050521 USD Gold Chart
Gold climbed to $1,799.28 per ounce yesterday afternoon, bumping against the $1,800 barrier that is proving a key resistance mark for the metal in recent weeks. Silver meanwhile passed $27 per ounce, reaching $27.13 per ounce at its peak before both metals fell on Yellen’s comments.

Speaking at a webinar, the Treasury Secretary said, “It may be that interest rates will have to rise somewhat to make sure that our economy doesn't overheat.” The comments surprised markets as they contrasted starkly with statements from the Federal Reserve and its Chairman Jerome Powell, who say that interest rates will remain low for some time yet.

The comments from Yellen sparked a small sell-off in stock markets, with the Nasdaq dropping 2.6% and the European Stoxx 600 falling 1.5%. Gold and silver at the same time also saw the steady gains of Monday and Tuesday reversed, and are today trading closer to levels seen for the past few weeks.

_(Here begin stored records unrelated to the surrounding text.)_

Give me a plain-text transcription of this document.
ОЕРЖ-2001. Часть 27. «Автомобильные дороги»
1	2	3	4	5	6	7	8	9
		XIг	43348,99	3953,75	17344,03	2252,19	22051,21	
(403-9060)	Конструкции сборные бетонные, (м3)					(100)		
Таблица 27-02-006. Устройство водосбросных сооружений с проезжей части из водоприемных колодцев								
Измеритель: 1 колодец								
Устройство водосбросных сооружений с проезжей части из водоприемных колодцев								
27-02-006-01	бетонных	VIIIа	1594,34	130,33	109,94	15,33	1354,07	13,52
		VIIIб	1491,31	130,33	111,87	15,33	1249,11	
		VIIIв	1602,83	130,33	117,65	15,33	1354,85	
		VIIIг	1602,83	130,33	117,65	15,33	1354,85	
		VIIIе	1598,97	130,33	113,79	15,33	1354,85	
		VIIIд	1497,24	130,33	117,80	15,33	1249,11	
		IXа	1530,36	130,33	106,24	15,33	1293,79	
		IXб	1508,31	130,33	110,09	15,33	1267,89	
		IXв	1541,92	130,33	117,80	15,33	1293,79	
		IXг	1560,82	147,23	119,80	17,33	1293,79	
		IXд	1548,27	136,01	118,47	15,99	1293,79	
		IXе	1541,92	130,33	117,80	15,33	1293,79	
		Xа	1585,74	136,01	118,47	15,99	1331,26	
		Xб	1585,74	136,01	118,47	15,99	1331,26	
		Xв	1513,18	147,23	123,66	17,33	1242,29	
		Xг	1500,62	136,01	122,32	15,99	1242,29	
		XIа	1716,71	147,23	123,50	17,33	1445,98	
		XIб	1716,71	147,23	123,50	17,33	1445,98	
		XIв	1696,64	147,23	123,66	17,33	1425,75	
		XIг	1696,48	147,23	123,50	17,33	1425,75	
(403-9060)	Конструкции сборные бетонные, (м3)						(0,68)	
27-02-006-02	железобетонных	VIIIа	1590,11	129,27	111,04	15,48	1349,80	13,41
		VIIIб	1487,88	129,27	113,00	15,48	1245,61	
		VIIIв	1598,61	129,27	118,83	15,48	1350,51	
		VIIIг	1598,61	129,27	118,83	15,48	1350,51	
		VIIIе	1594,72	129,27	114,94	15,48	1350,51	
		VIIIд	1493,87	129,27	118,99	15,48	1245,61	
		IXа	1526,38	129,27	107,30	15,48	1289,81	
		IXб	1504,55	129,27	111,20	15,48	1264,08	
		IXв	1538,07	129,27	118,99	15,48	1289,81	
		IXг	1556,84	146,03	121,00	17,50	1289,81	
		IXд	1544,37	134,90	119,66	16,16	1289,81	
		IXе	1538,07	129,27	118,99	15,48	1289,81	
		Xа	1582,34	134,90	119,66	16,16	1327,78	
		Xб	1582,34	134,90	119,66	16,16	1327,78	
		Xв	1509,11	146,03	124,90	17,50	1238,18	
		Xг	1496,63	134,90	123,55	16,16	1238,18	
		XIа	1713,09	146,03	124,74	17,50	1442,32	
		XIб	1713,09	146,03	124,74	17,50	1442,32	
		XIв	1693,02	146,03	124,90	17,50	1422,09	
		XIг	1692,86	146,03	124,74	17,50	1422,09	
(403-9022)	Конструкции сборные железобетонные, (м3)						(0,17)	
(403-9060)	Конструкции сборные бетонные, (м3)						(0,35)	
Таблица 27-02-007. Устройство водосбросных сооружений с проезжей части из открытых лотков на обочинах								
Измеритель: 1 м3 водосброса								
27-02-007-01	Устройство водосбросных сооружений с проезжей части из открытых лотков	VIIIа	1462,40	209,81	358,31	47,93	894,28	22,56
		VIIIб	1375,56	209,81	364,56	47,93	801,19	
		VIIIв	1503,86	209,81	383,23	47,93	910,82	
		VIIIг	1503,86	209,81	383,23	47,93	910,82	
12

Gold is down to $1,777.55 per ounce, with silver at $26.29 per ounce though there still seems to be some range.

Yellen later clarified that she was simply speculating, and not suggesting interest rates will be rising in the near future. Whether her comments were genuine clarification, or a quick about-turn following the market reaction to the remark is uncertain, but markets appear reassured and have calmed today. The FTSE 100 has regained 1.2% today, while the Stoxx 600 has performed similarly, up 1.3%

While the initial statement caught markets off guard, many analysts agree with Yellen’s opinions. With so much money pumped into the US economy, the risks of overheating are only growing. While official core inflation figures suggest things are in control, there have been concerning signs of rising prices, with items like lumber in the US soaring to record highs. The combination of ‘easy money’, pent-up demand, and supply shortages are making a perfect storm for inflation.

That the mere suggestion of raising interest rates caused such a sell-off for stock markets gives an indication of just how fragile the market is, and what could happen as and when the Federal Reserve is forced to raise interest rates.

For now, the $1,800 mark has once again proven a barrier for gold, but as the year progresses there could be more volatility to come as inflation fears rise further, and then become accepted as a genuine problem. At this point, gold could begin to rise rapidly as investors turn to precious metals to hedge against what could become significant inflation in 2021 and beyond.